Being fairly new to the world of molecular biology, I would like to ask a tricky question from you: I want to learn more about the safety measures you use during acrylamide gel-pouring. Unfortunately our lab has no written rules, so I have seen wild things (people fingering the mixture with bare hands, etc.).
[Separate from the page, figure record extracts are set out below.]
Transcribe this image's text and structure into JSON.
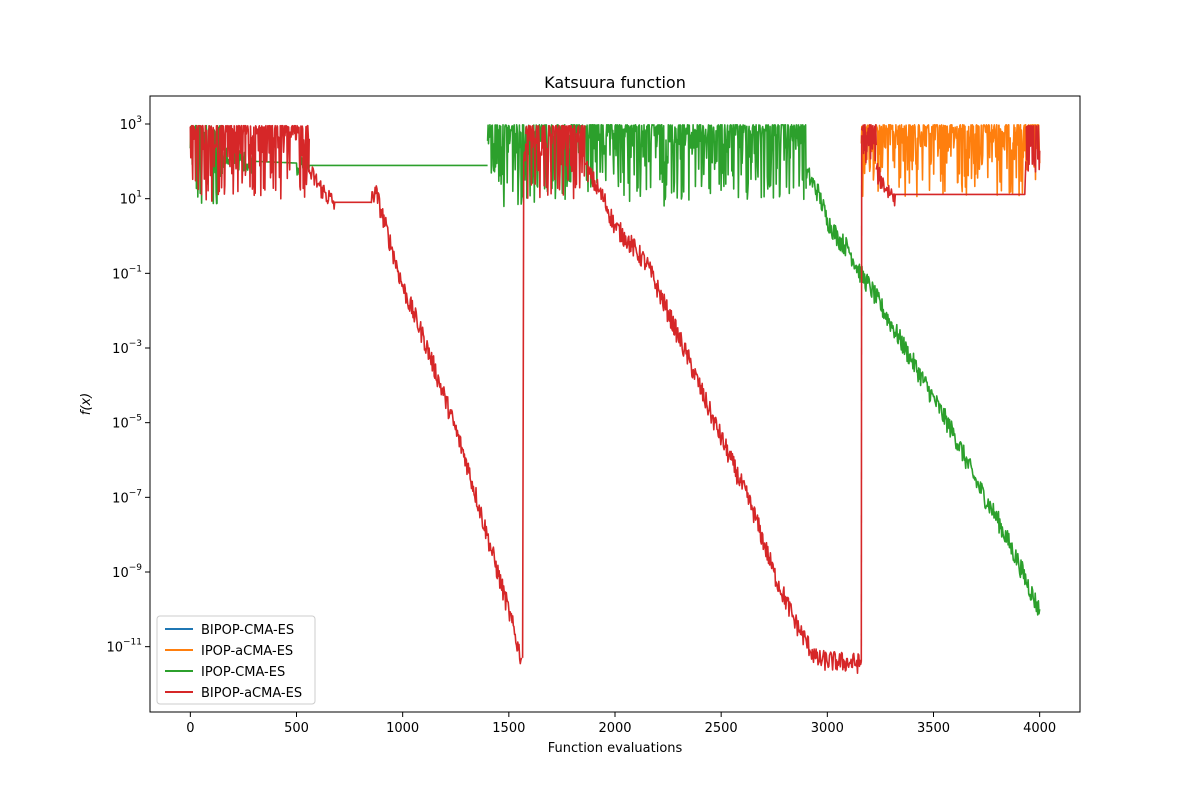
{
  "chart_data": {
    "type": "line",
    "title": "Katsuura function",
    "xlabel": "Function evaluations",
    "ylabel": "f(x)",
    "yscale": "log",
    "xlim": [
      -190,
      4190
    ],
    "ylim_exp": [
      -12.75,
      3.75
    ],
    "x_ticks": [
      0,
      500,
      1000,
      1500,
      2000,
      2500,
      3000,
      3500,
      4000
    ],
    "x_tick_labels": [
      "0",
      "500",
      "1000",
      "1500",
      "2000",
      "2500",
      "3000",
      "3500",
      "4000"
    ],
    "y_tick_exponents": [
      3,
      1,
      -1,
      -3,
      -5,
      -7,
      -9,
      -11
    ],
    "y_tick_labels": [
      "10",
      "10",
      "10",
      "10",
      "10",
      "10",
      "10",
      "10"
    ],
    "y_tick_superscripts": [
      "3",
      "1",
      "−1",
      "−3",
      "−5",
      "−7",
      "−9",
      "−11"
    ],
    "legend_position": "lower-left",
    "series": [
      {
        "name": "BIPOP-CMA-ES",
        "color": "#1f77b4",
        "segments": []
      },
      {
        "name": "IPOP-aCMA-ES",
        "color": "#ff7f0e",
        "segments": [
          {
            "type": "noise",
            "x_start": 3160,
            "x_end": 4000,
            "lo": 11,
            "hi": 950
          }
        ]
      },
      {
        "name": "IPOP-CMA-ES",
        "color": "#2ca02c",
        "segments": [
          {
            "type": "noise",
            "x_start": 0,
            "x_end": 150,
            "lo": 4,
            "hi": 900
          },
          {
            "type": "path",
            "points": [
              [
                150,
                150
              ],
              [
                300,
                100
              ],
              [
                500,
                90
              ],
              [
                560,
                78
              ],
              [
                1400,
                78
              ]
            ]
          },
          {
            "type": "noise",
            "x_start": 1400,
            "x_end": 2900,
            "lo": 6,
            "hi": 950
          },
          {
            "type": "path",
            "points": [
              [
                2900,
                60
              ],
              [
                2960,
                15
              ],
              [
                3000,
                3
              ],
              [
                3050,
                1
              ],
              [
                3100,
                0.5
              ],
              [
                3160,
                0.1
              ],
              [
                3200,
                0.05
              ],
              [
                3300,
                0.005
              ],
              [
                3400,
                0.0005
              ],
              [
                3500,
                5e-05
              ],
              [
                3600,
                5e-06
              ],
              [
                3700,
                3e-07
              ],
              [
                3800,
                3e-08
              ],
              [
                3900,
                2e-09
              ],
              [
                4000,
                1e-10
              ]
            ]
          }
        ]
      },
      {
        "name": "BIPOP-aCMA-ES",
        "color": "#d62728",
        "segments": [
          {
            "type": "noise",
            "x_start": 0,
            "x_end": 560,
            "lo": 8,
            "hi": 900
          },
          {
            "type": "path",
            "points": [
              [
                560,
                60
              ],
              [
                620,
                20
              ],
              [
                680,
                8
              ],
              [
                850,
                8
              ],
              [
                870,
                20
              ],
              [
                900,
                5
              ],
              [
                950,
                0.5
              ],
              [
                1000,
                0.05
              ],
              [
                1100,
                0.002
              ],
              [
                1200,
                5e-05
              ],
              [
                1300,
                1e-06
              ],
              [
                1400,
                1e-08
              ],
              [
                1500,
                1e-10
              ],
              [
                1560,
                5e-12
              ]
            ]
          },
          {
            "type": "path",
            "points": [
              [
                1565,
                5e-12
              ],
              [
                1570,
                100
              ],
              [
                1580,
                300
              ]
            ]
          },
          {
            "type": "noise",
            "x_start": 1580,
            "x_end": 1860,
            "lo": 10,
            "hi": 900
          },
          {
            "type": "path",
            "points": [
              [
                1860,
                80
              ],
              [
                1950,
                10
              ],
              [
                2000,
                2
              ],
              [
                2050,
                1
              ],
              [
                2150,
                0.2
              ],
              [
                2250,
                0.01
              ],
              [
                2350,
                0.0005
              ],
              [
                2450,
                2e-05
              ],
              [
                2550,
                1e-06
              ],
              [
                2650,
                5e-08
              ],
              [
                2750,
                1e-09
              ],
              [
                2850,
                5e-11
              ],
              [
                2950,
                5e-12
              ],
              [
                3160,
                4e-12
              ]
            ]
          },
          {
            "type": "path",
            "points": [
              [
                3160,
                4e-12
              ],
              [
                3162,
                500
              ]
            ]
          },
          {
            "type": "noise",
            "x_start": 3162,
            "x_end": 3230,
            "lo": 60,
            "hi": 950
          },
          {
            "type": "path",
            "points": [
              [
                3230,
                60
              ],
              [
                3280,
                20
              ],
              [
                3320,
                13
              ],
              [
                3930,
                13
              ],
              [
                3935,
                100
              ]
            ]
          },
          {
            "type": "noise",
            "x_start": 3935,
            "x_end": 4000,
            "lo": 40,
            "hi": 900
          }
        ]
      }
    ]
  }
}
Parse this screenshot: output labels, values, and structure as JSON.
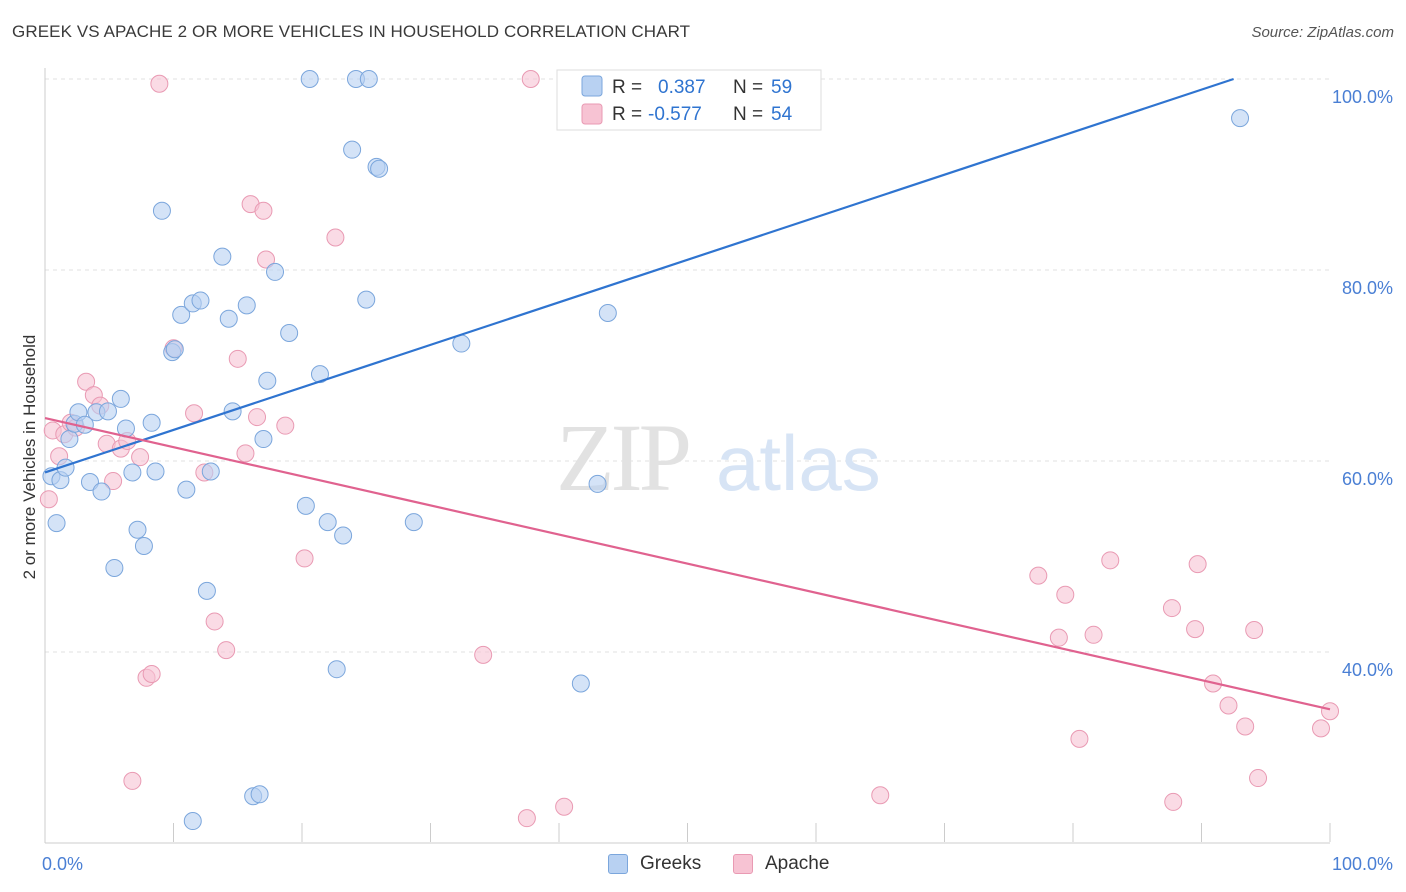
{
  "title": "GREEK VS APACHE 2 OR MORE VEHICLES IN HOUSEHOLD CORRELATION CHART",
  "source": "Source: ZipAtlas.com",
  "watermark": {
    "zip": "ZIP",
    "atlas": "atlas"
  },
  "colors": {
    "greek_fill": "#b8d1f2",
    "greek_stroke": "#7ba6dc",
    "greek_line": "#2f74d0",
    "apache_fill": "#f7c3d3",
    "apache_stroke": "#e99ab3",
    "apache_line": "#e0628f",
    "axis_text": "#4a7fd4",
    "grid": "#e2e2e2"
  },
  "stats": {
    "greek": {
      "r_label": "R =",
      "r_value": "0.387",
      "n_label": "N =",
      "n_value": "59"
    },
    "apache": {
      "r_label": "R =",
      "r_value": "-0.577",
      "n_label": "N =",
      "n_value": "54"
    }
  },
  "legend": {
    "greek": "Greeks",
    "apache": "Apache"
  },
  "chart_data": {
    "type": "scatter",
    "title": "GREEK VS APACHE 2 OR MORE VEHICLES IN HOUSEHOLD CORRELATION CHART",
    "xlabel": "",
    "ylabel": "2 or more Vehicles in Household",
    "xlim": [
      0,
      100
    ],
    "ylim": [
      20,
      100
    ],
    "x_tick_labels": [
      "0.0%",
      "100.0%"
    ],
    "y_ticks": [
      40,
      60,
      80,
      100
    ],
    "y_tick_labels": [
      "40.0%",
      "60.0%",
      "80.0%",
      "100.0%"
    ],
    "grid": true,
    "legend_position": "bottom-center",
    "series": [
      {
        "name": "Greeks",
        "points": [
          [
            0.5,
            58.4
          ],
          [
            0.9,
            53.5
          ],
          [
            1.2,
            58.0
          ],
          [
            1.6,
            59.3
          ],
          [
            1.9,
            62.3
          ],
          [
            2.3,
            63.9
          ],
          [
            2.6,
            65.1
          ],
          [
            3.1,
            63.8
          ],
          [
            3.5,
            57.8
          ],
          [
            4.0,
            65.1
          ],
          [
            4.4,
            56.8
          ],
          [
            4.9,
            65.2
          ],
          [
            5.4,
            48.8
          ],
          [
            5.9,
            66.5
          ],
          [
            6.3,
            63.4
          ],
          [
            6.8,
            58.8
          ],
          [
            7.2,
            52.8
          ],
          [
            7.7,
            51.1
          ],
          [
            8.3,
            64.0
          ],
          [
            8.6,
            58.9
          ],
          [
            9.1,
            86.2
          ],
          [
            9.9,
            71.4
          ],
          [
            10.1,
            71.7
          ],
          [
            10.6,
            75.3
          ],
          [
            11.0,
            57.0
          ],
          [
            11.5,
            76.5
          ],
          [
            12.1,
            76.8
          ],
          [
            12.9,
            58.9
          ],
          [
            12.6,
            46.4
          ],
          [
            13.8,
            81.4
          ],
          [
            14.3,
            74.9
          ],
          [
            14.6,
            65.2
          ],
          [
            15.7,
            76.3
          ],
          [
            16.2,
            24.9
          ],
          [
            17.0,
            62.3
          ],
          [
            17.3,
            68.4
          ],
          [
            17.9,
            79.8
          ],
          [
            19.0,
            73.4
          ],
          [
            20.3,
            55.3
          ],
          [
            20.6,
            100.0
          ],
          [
            21.4,
            69.1
          ],
          [
            22.0,
            53.6
          ],
          [
            22.7,
            38.2
          ],
          [
            23.2,
            52.2
          ],
          [
            23.9,
            92.6
          ],
          [
            24.2,
            100.0
          ],
          [
            25.0,
            76.9
          ],
          [
            25.2,
            100.0
          ],
          [
            25.8,
            90.8
          ],
          [
            26.0,
            90.6
          ],
          [
            28.7,
            53.6
          ],
          [
            32.4,
            72.3
          ],
          [
            41.7,
            36.7
          ],
          [
            43.0,
            57.6
          ],
          [
            43.8,
            75.5
          ],
          [
            56.6,
            100.0
          ],
          [
            93.0,
            95.9
          ],
          [
            11.5,
            22.3
          ],
          [
            16.7,
            25.1
          ]
        ]
      },
      {
        "name": "Apache",
        "points": [
          [
            0.3,
            56.0
          ],
          [
            0.6,
            63.2
          ],
          [
            1.1,
            60.5
          ],
          [
            1.5,
            62.8
          ],
          [
            2.0,
            64.0
          ],
          [
            2.4,
            63.5
          ],
          [
            3.2,
            68.3
          ],
          [
            3.8,
            66.9
          ],
          [
            4.3,
            65.8
          ],
          [
            4.8,
            61.8
          ],
          [
            5.3,
            57.9
          ],
          [
            5.9,
            61.3
          ],
          [
            6.4,
            62.1
          ],
          [
            6.8,
            26.5
          ],
          [
            7.4,
            60.4
          ],
          [
            7.9,
            37.3
          ],
          [
            8.3,
            37.7
          ],
          [
            8.9,
            99.5
          ],
          [
            10.0,
            71.8
          ],
          [
            11.6,
            65.0
          ],
          [
            12.4,
            58.8
          ],
          [
            13.2,
            43.2
          ],
          [
            14.1,
            40.2
          ],
          [
            15.0,
            70.7
          ],
          [
            15.6,
            60.8
          ],
          [
            16.0,
            86.9
          ],
          [
            16.5,
            64.6
          ],
          [
            17.0,
            86.2
          ],
          [
            17.2,
            81.1
          ],
          [
            18.7,
            63.7
          ],
          [
            20.2,
            49.8
          ],
          [
            22.6,
            83.4
          ],
          [
            34.1,
            39.7
          ],
          [
            37.5,
            22.6
          ],
          [
            37.8,
            100.0
          ],
          [
            40.4,
            23.8
          ],
          [
            65.0,
            25.0
          ],
          [
            77.3,
            48.0
          ],
          [
            78.9,
            41.5
          ],
          [
            79.4,
            46.0
          ],
          [
            80.5,
            30.9
          ],
          [
            81.6,
            41.8
          ],
          [
            82.9,
            49.6
          ],
          [
            87.7,
            44.6
          ],
          [
            87.8,
            24.3
          ],
          [
            89.5,
            42.4
          ],
          [
            89.7,
            49.2
          ],
          [
            90.9,
            36.7
          ],
          [
            92.1,
            34.4
          ],
          [
            93.4,
            32.2
          ],
          [
            94.1,
            42.3
          ],
          [
            94.4,
            26.8
          ],
          [
            99.3,
            32.0
          ],
          [
            100.0,
            33.8
          ]
        ]
      }
    ],
    "trend_lines": [
      {
        "name": "Greeks",
        "x": [
          0,
          92.5
        ],
        "y": [
          58.8,
          100.0
        ]
      },
      {
        "name": "Apache",
        "x": [
          0,
          100
        ],
        "y": [
          64.5,
          34.0
        ]
      }
    ]
  }
}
As far as I understand, One would have to work in lab coat, gloves (nitrile if possible - latex gets penetrated by acrylamide in a matter of minutes), and should not leave any acrylamide mess around (it will get absorbed through the skin if others touch it). I heard that the acrylic substances are pretty nasty, as the limit of no-adverse-effect (NOAEL) is below the 0.5 mg/day/kg level. And if neurotoxicity (risk of paralysis) would not be enough, its also a strong mutagen, causing cancer & translocation on chromosomes (risk of heritable genetic damage). And - if I could forget - ammonium persulfate (APS) and tetramethyl-methylene-diamine (TEMED) are kind of nasty, too! And...we tend to wash the equipments in regular tap water, reusing the pipette tips & tubes I guess that's not the best thing for the environment...
So I would welcome any advice I could use myself and spread to my colleagues as well!
Edited by Mummy, 10 August 2009 - 12:02 PM.